Grassley to Introduce Bill to Constrain Presidential Tariff Powers

Senator Chuck Grassley (R., Iowa) said Tuesday that he will continue to advance legislation designed to reassert congressional authority over trade policy.

Without criticizing President Trump directly, Grassley suggested during a call with reporters that legislation is necessary to reverse a decades-long slide in which Congress has allowed the executive branch to coopt its constitutional power to impose tariffs.

“It adds up to something pretty simple: Congress has delegated too much authority to the president of the United States,” Grassley said during a call with reporters.

Grassley, whose largely agricultural constituency has been particularly harmed by Trump’s trade war with China, argued that the president’s unconstrained protectionist policies are the result of Congress’s failure to assert itself.

“There’s absolutely no constitutional crisis that this president or any other president has created,” he said. “The constitutional crisis comes from the elected representatives of the people over the last 80 years making a dictator out of the presidency . . . let’s say making a kingship out of the presidency of the United States.”

Grassley explained that the legislation he plans to introduce would limit presidential authority under Section 232 of the Trade Expansion Act of 1962, which Trump used to impose tariffs on steel and aluminum imports.

In addition to his ongoing trade war with China, Trump threatened to use emergency economic powers to impose a 5 percent tariff on all Mexican imports last week in an attempt to force concessions on immigration enforcement.
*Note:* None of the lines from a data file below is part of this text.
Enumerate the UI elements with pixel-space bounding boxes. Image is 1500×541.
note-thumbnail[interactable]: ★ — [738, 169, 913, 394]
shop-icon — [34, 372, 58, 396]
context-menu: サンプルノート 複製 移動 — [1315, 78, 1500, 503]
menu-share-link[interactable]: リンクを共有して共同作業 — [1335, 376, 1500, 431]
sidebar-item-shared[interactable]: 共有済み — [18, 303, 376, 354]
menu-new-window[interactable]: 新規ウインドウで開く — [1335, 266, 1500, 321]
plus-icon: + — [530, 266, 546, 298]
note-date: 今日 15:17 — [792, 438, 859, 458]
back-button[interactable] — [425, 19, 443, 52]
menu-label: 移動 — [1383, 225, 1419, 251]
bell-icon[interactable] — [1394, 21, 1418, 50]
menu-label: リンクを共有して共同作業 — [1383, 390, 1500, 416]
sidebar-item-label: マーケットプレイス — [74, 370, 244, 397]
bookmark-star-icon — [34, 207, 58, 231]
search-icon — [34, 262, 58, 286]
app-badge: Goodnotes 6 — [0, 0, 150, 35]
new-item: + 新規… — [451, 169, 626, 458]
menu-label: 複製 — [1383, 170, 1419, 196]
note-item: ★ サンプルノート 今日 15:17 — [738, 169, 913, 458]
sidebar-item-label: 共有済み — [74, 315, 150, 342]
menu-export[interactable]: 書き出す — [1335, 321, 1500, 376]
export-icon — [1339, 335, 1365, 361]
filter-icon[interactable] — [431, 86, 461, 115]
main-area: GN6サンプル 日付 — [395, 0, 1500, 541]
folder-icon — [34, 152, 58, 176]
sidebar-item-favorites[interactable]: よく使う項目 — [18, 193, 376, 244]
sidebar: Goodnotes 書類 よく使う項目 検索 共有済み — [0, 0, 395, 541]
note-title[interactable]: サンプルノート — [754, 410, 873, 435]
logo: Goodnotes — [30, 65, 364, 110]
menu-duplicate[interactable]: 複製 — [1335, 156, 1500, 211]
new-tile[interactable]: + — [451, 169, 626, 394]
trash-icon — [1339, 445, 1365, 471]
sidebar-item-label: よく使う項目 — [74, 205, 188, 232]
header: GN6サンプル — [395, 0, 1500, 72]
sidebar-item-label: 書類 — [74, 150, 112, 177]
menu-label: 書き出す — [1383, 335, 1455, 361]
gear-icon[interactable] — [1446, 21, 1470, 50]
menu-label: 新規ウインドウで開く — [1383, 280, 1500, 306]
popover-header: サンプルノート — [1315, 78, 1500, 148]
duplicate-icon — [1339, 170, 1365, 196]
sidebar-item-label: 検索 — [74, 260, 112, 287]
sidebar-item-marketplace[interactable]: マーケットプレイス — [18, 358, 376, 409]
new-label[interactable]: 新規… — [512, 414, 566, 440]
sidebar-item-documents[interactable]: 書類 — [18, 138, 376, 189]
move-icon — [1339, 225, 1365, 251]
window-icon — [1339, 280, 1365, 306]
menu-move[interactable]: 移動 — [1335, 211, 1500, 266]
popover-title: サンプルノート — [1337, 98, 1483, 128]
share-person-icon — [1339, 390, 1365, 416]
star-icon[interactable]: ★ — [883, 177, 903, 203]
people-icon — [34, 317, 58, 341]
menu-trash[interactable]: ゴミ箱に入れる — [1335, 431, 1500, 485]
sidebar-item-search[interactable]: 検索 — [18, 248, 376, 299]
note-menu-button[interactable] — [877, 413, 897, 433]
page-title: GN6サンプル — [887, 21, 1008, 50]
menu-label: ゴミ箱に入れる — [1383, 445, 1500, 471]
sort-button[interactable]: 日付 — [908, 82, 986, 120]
Free-trade advocates in the Republican caucus, boasting a veto-proof majority, vowed to block the move but were spared from making a stand after Trump rescinded the threat in light of a public commitment from Mexico to do more to address illegal immigration.

Grassley said he soon expects to reach a compromise with Republican senators Pat Toomey and Rob Portman, who have introduced competing legislation to rein in presidential tariff authority and whose support he will require in order to advance the bill against likely opposition from the White House.

“You can imagine how the president feels about tariffs,” he said. “He may not look favorably on this, so I want a very strong vote in my committee and then, in turn, a very strong vote on the floor of the Senate.”